USAT's Martin Kasindorf checks in on "the quadrennial debate over debates," with Gore prodding his Republican opponent to consent to three face-offs sponsored by a bipartisan commission. Bush camp, confusingly, claims to have agreed to five. Let us know when it's all worked out.

WSJ's Bob Davis wryly catches Joe Lieberman doing damage control: "'There is no rational reason why the markets should be in any way adversely affected by the positions and policies and programs of the Gore-Lieberman ticket,' he said. Sen. Lieberman's remarks came after a weekend of business bashing by Mr. Gore..."

Notable: NYT's Adam Clymer polls eight different polls for a sampler of the bouncing Gore. Results may vary... WP's Ceci Connolly does the boat trip, giving us an image that could someday be the "I am not a crook" ironic memory of this campaign. "As the raindrops began to fall, he issued a challenge: 'If you don't want to hear specifics, now is your time to leave. Do you want to hear some specifics?'" Cut to helicopter, taking off without veep... USAT's AP finds Nader trying to dodge Gore triangulation: "'He's trying to make a passing grade in Populist 101.'" WSJ does another river moment: "'I'm giving you specifics before the election because I'm not afraid for you to know the facts,' the presidential nominee cried out. 'Do you want specifics?'... 'Yea,' replied the crowd of some 1,000 people." Wow.

Cue "Twilight Zone" Music

"Dr.

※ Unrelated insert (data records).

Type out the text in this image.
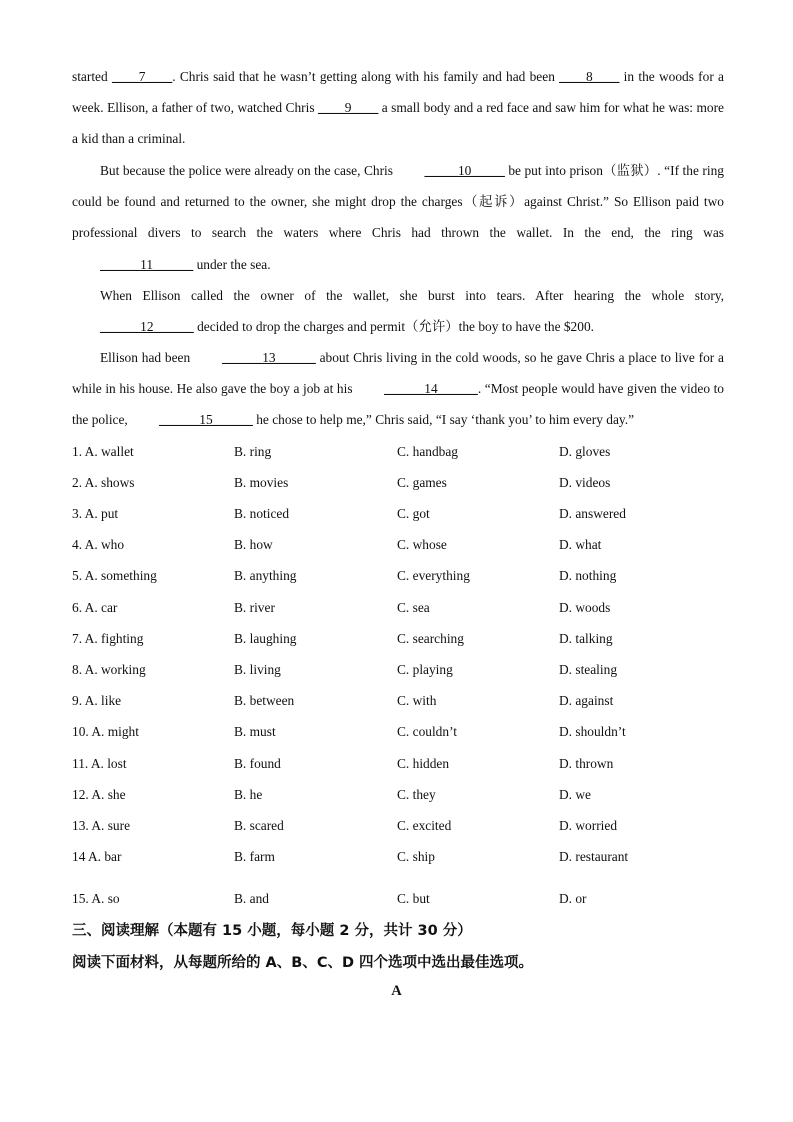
started ____7____. Chris said that he wasn’t getting along with his family and had been ____8____ in the woods for a week. Ellison, a father of two, watched Chris ____9____ a small body and a red face and saw him for what he was: more a kid than a criminal.

But because the police were already on the case, Chris _____10_____ be put into prison（监狱）. “If the ring could be found and returned to the owner, she might drop the charges（起诉）against Christ.” So Ellison paid two professional divers to search the waters where Chris had thrown the wallet. In the end, the ring was ______11______ under the sea.

When Ellison called the owner of the wallet, she burst into tears. After hearing the whole story, ______12______ decided to drop the charges and permit（允许）the boy to have the $200.

Ellison had been ______13______ about Chris living in the cold woods, so he gave Chris a place to live for a while in his house. He also gave the boy a job at his ______14______. “Most people would have given the video to the police, ______15______ he chose to help me,” Chris said, “I say ‘thank you’ to him every day.”

1. A. wallet	B. ring	C. handbag	D. gloves
2. A. shows	B. movies	C. games	D. videos
3. A. put	B. noticed	C. got	D. answered
4. A. who	B. how	C. whose	D. what
5. A. something	B. anything	C. everything	D. nothing
6. A. car	B. river	C. sea	D. woods
7. A. fighting	B. laughing	C. searching	D. talking
8. A. working	B. living	C. playing	D. stealing
9. A. like	B. between	C. with	D. against
10. A. might	B. must	C. couldn’t	D. shouldn’t
11. A. lost	B. found	C. hidden	D. thrown
12. A. she	B. he	C. they	D. we
13. A. sure	B. scared	C. excited	D. worried
14 A. bar	B. farm	C. ship	D. restaurant
15. A. so	B. and	C. but	D. or
三、阅读理解（本题有 15 小题，每小题 2 分，共计 30 分）
阅读下面材料，从每题所给的 A、B、C、D 四个选项中选出最佳选项。
A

Frankovic said the Gore bounce measured by the CBS News Poll had been exceeded only once in her polling, by Governor Bush's father. In 1988, she said, Vice President George Bush went from 17 point deficit to a 6 point lead over Gov. Michael S. Dukakis. Mr. Bush never trailed again." —NYT polls story

Politics sections are running pretty short Tuesday.


Heard in the papers

"Do you want specifics?" —Al Gore, to cheering crowd.

"The risk I took to talk specifics has paid off." —Gore, on his bounce

"I'd rather have a stiff president than a stupid one." —Dee Goss Westby, 71, of La Crosse, Wis., pitching slogans to Gore camp

"I realized I was coming to the edge the other night when I started shaking hands with the Secret Service agents." —Joe Lieberman, on the rigors of the trail, er, river

"Give the money back, Mr. Gore, or stand condemned of deceiving and misleading the American people." —Ralph Nader, in Los Angeles, on soft-money populism.

Tuesday's Stump Stops (NYT)

Gore/Lieberman: Milwaukee, Chicago, Winnetka, Ill.

Bush: Peoria, Ill.; Chesterfield, Mo.

Cheney: Teton County, Wyo.

Matters of Opinion

NYT's Gail Collins sums up the season — "we now understand that George W. Bush likes nothing better than to hang around with members of minority groups, that Al Gore likes nothing better than to hang around with Tipper, and that everybody in the Reform Party is crazy" — and takes your questions (really hers). Very original use of "Survivor" as comic conceit.

WP's E. J. Dionne blazes no new ground either, declaring this election really about choices on the issues, and thus important. Really.

WSJ gives the page to "lapsed Democrat" Harry Stein, that liberal media member who went right and wrote a book about it, which I've been meaning to read: "the convention only confirmed the depressing truth that in today's Democratic Party no one fails the ideological litmus tests and survives."

Best Lede

Quoth the Times: "The phrase is suddenly everywhere." —Katharine Q. Seelye on "working families."

And the election, suddenly, is back on the back burner. Anyone else want to boycott the Olympics?